Emira proposes Transcend buyout to prevent shareholding dilution, value loss
JSE-listed Emira Property Fund has proposed a general offer to real estate investment trust (Reit) Transcend Residential Property Fund shareholders to acquire all the shares in Transcend that it does not already own.
Transcend, with a residential-only property portfolio, listed on the JSE’s AltX in 2016 and migrated to the main board in 2020. Emira, in 2018, secured a strategic minority stake in Transcend to expand its investment in residential property and enhance portfolio diversification.
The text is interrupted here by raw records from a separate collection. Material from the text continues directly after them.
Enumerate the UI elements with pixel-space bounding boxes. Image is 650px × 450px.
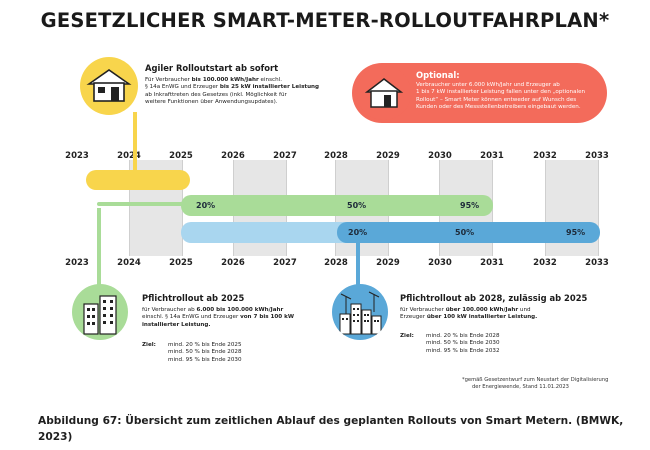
year-label: 2023 — [65, 258, 89, 268]
bar-zulaessig-2025 — [181, 222, 371, 243]
optional-circle — [357, 66, 411, 120]
bar-green-50-label: 50% — [347, 201, 367, 210]
pflicht2028-ziel-list: mind. 20 % bis Ende 2028 mind. 50 % bis … — [426, 333, 500, 354]
apartment-building-icon — [83, 295, 117, 335]
house-icon — [86, 69, 132, 102]
year-label: 2030 — [428, 258, 452, 268]
bar-blue-20-label: 20% — [348, 228, 368, 237]
year-label: 2032 — [533, 258, 557, 268]
bar-agile-rollout — [86, 170, 190, 190]
bar-blue-50-label: 50% — [455, 228, 475, 237]
pflicht2025-text: für Verbraucher ab 6.000 bis 100.000 kWh… — [142, 307, 295, 328]
year-label: 2025 — [169, 151, 193, 161]
year-label: 2031 — [480, 151, 504, 161]
footnote: *gemäß Gesetzentwurf zum Neustart der Di… — [462, 377, 609, 390]
year-label: 2031 — [480, 258, 504, 268]
connector-green-horizontal — [97, 202, 189, 206]
pflicht2025-circle — [72, 284, 128, 340]
pflicht2028-text: für Verbraucher über 100.000 kWh/Jahr un… — [400, 307, 538, 321]
year-label: 2033 — [585, 151, 609, 161]
connector-yellow — [133, 112, 137, 174]
house-red-icon — [364, 78, 404, 108]
pflicht2025-ziel-label: Ziel: — [142, 342, 156, 348]
year-label: 2028 — [324, 151, 348, 161]
year-label: 2023 — [65, 151, 89, 161]
bar-pflicht-2025 — [181, 195, 493, 216]
connector-blue-vertical — [356, 232, 360, 288]
year-label: 2030 — [428, 151, 452, 161]
year-label: 2033 — [585, 258, 609, 268]
bar-green-20-label: 20% — [196, 201, 216, 210]
year-label: 2028 — [324, 258, 348, 268]
bar-blue-95-label: 95% — [566, 228, 586, 237]
year-label: 2029 — [376, 151, 400, 161]
year-label: 2024 — [117, 258, 141, 268]
figure-caption: Abbildung 67: Übersicht zum zeitlichen A… — [38, 415, 624, 443]
optional-text: Verbraucher unter 6.000 kWh/Jahr und Erz… — [416, 82, 586, 111]
year-label: 2024 — [117, 151, 141, 161]
year-label: 2025 — [169, 258, 193, 268]
bar-pflicht-2028 — [337, 222, 600, 243]
pflicht2028-circle — [332, 284, 388, 340]
page-title: GESETZLICHER SMART-METER-ROLLOUTFAHRPLAN… — [40, 9, 610, 32]
agile-text: Für Verbraucher bis 100.000 kWh/Jahr ein… — [145, 77, 320, 106]
year-label: 2032 — [533, 151, 557, 161]
year-label: 2026 — [221, 151, 245, 161]
year-label: 2029 — [376, 258, 400, 268]
year-label: 2027 — [273, 258, 297, 268]
pflicht2028-heading: Pflichtrollout ab 2028, zulässig ab 2025 — [400, 293, 588, 303]
bar-green-95-label: 95% — [460, 201, 480, 210]
year-label: 2026 — [221, 258, 245, 268]
agile-heading: Agiler Rolloutstart ab sofort — [145, 63, 279, 73]
pflicht2025-heading: Pflichtrollout ab 2025 — [142, 293, 245, 303]
pflicht2025-ziel-list: mind. 20 % bis Ende 2025 mind. 50 % bis … — [168, 342, 242, 363]
year-label: 2027 — [273, 151, 297, 161]
pflicht2028-ziel-label: Ziel: — [400, 333, 414, 339]
connector-green-vertical — [97, 208, 101, 286]
agile-circle — [80, 57, 138, 115]
industrial-city-icon — [339, 291, 382, 335]
optional-heading: Optional: — [416, 70, 460, 80]
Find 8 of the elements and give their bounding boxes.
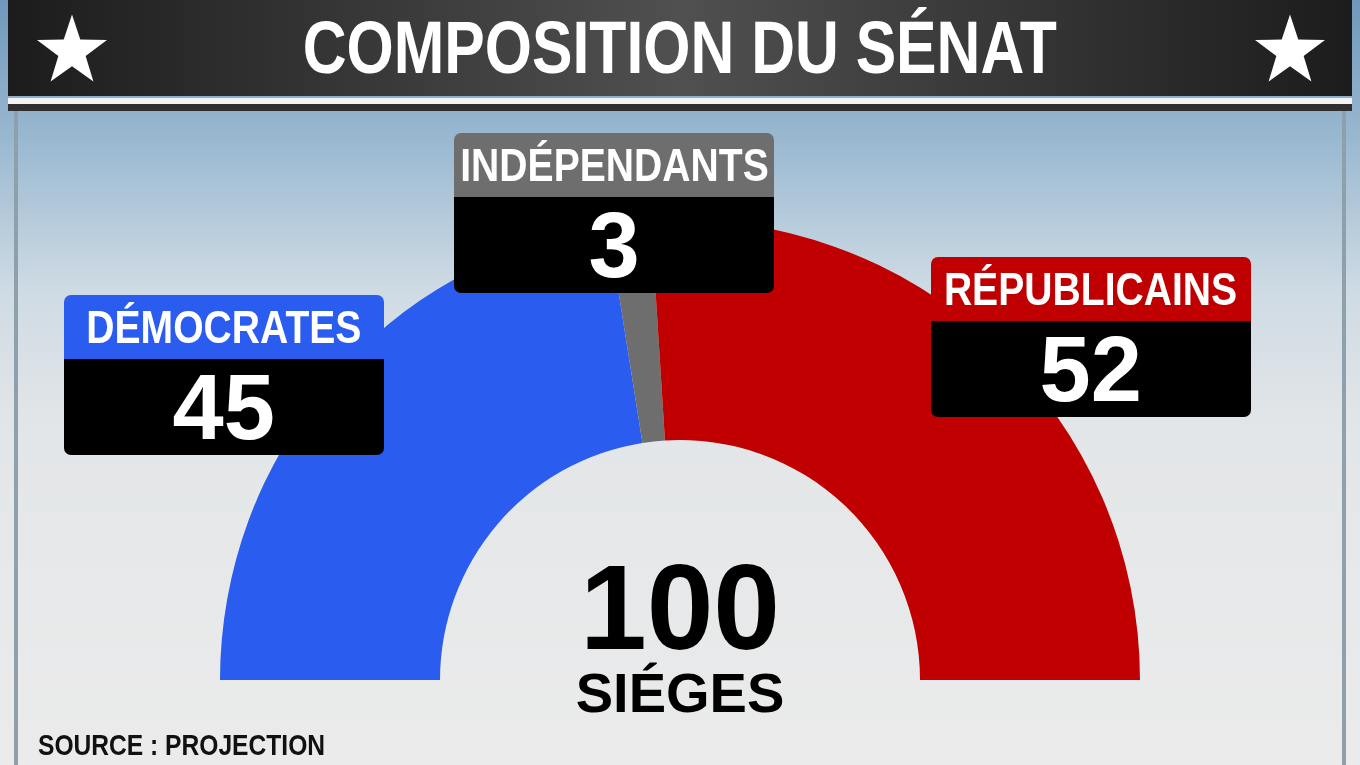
slice-label: DÉMOCRATES	[86, 300, 362, 353]
data-label: 45	[172, 355, 275, 458]
data-label: 52	[1039, 318, 1142, 421]
chart-title: COMPOSITION DU SÉNAT	[302, 6, 1058, 89]
data-label: 3	[588, 193, 640, 296]
source-note: SOURCE : PROJECTION	[38, 728, 326, 761]
slice-label: RÉPUBLICAINS	[944, 263, 1238, 316]
slice-label: INDÉPENDANTS	[459, 138, 769, 191]
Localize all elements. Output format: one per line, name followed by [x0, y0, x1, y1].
Emira’s general offer is a liquidity event for all existing shareholders at a clean share price of R5.38 per Transcend share – representing a 17% premium on the recent vendor placement price of R4.60, which most legacy shareholders declined to take up.
This one-off liquidity event also represents a 12% premium to the effective R4.80 clean closing price of July 8, Emira states.
The clean share price will be escalated by an estimated distribution accrual per share for the applicable distribution period up until the finalisation date of the offer.
Emira has assets totalling R12.6-billion, including 77 directly held properties valued at R9.8-billion in South Africa.
Emira has already received irrevocable undertakings from 16.7% of Transcend’s existing shareholders to support the general offer. Should Competition Commission approval be obtained and the general offer run its course, this would effectively give Emira a minimum 57.4% stake in Transcend.
Since its initial investment in Transcend, Emira says it has played a “pivotal and almost exclusive role” in providing capital to fund its growth, thereby increasing its equity in Transcend.
Most recently, Emira was one of only a few legacy shareholders to follow their rights in Transcend’s R156-million equity raise through an underwritten vendor placement in December 2021. This investment, together with a small stake acquired in an off-market trade from a major financial institution, increased Emira’s stake in Transcend to a pre-offer level of 40.69%.
However, since Transcend’s listing, Emira says the company’s ability to grow has stalled with significant changes in the nature and dynamics of equity capital markets, particularly in South Africa. As such, Emira says Transcend is now restricted to issuing new equity at a substantial discount to net asset value (NAV), thereby diluting existing shareholders.
Further, Emira says Transcend’s ability to raise equity capital stuttered in December 2021, highlighted by its R156-million capital raising, where Emira was required to subscribe for an amount greater than its proportionate share.
Following this, Emira says it will not support the issue of further equity at a discount to NAV, thereby making Transcend’s listing, originally intended to access affordable equity capital on an efficient basis, no longer a viable or conducive means to raise significant equity.
In addition, Transcend already has a relatively high loan-to-value ratio for a Reit, at 44.9%.
Emira says these factors severely constrain Transcend’s ability to grow by adding residential assets.
Transcend also faces fundamental obstacles deterring a broader universe of institutional investors. Emira says Transcend has a highly illiquid small capitalisation with less than 0.9% of its issued shares trading over the last three months.
Further, its external management company structure is “unpopular” within the investment community, states Emira.
Emira CEO Geoff Jennett says the company “firmly believes” that operating Transcend in the unlisted environment is the only realistic alternative for the future, given its limitations. “Controlling it as an Emira subsidiary makes sense from a cost, access to capital and investor interest perspective.”
He adds that Emira sees no benefit to maintaining two listed entry points into Transcend’s assets, which the company strongly believes will be better served in an Emira-controlled subsidiary where it is able to support the assets and prospects of Transcend without having to further increase its gearing or raising more equity as a discount to NAV.
“Emira is not supportive of Transcend issuing new equity capital to the extent that it results in a dilution of either Emira’s shareholding in Transcend or its NAV a share, which, other than via increasing the loan-to-value ratio, is the only way to meaningfully fund acquisitive growth,” says Jennett.
He explains that the transaction achieves more than shifting Emira’s indirect investment in Transcend’s assets into a directly-held residential-to-let property portfolio.
“By taking Transcend in-house, Emira would realise value for shareholders by adding the advantage of critical mass, removing cost duplication on a corporate level, enabling better access to capital and driving increased stakeholder value.”
At the same time, Jennett says Emira will honour existing management arrangements with IHS for continuity of operations across the Transcend assets.
Emira has posted the necessary cash guarantees with the Takeover Regulation Panel for the value of the full offer. It used a new specific R500-million facility from Rand Merchant Bank and available cash.
Proceeds from Emira’s planned sale of its stake in Enyuka will be used to settle this new facility and support its ongoing capital recycling programme.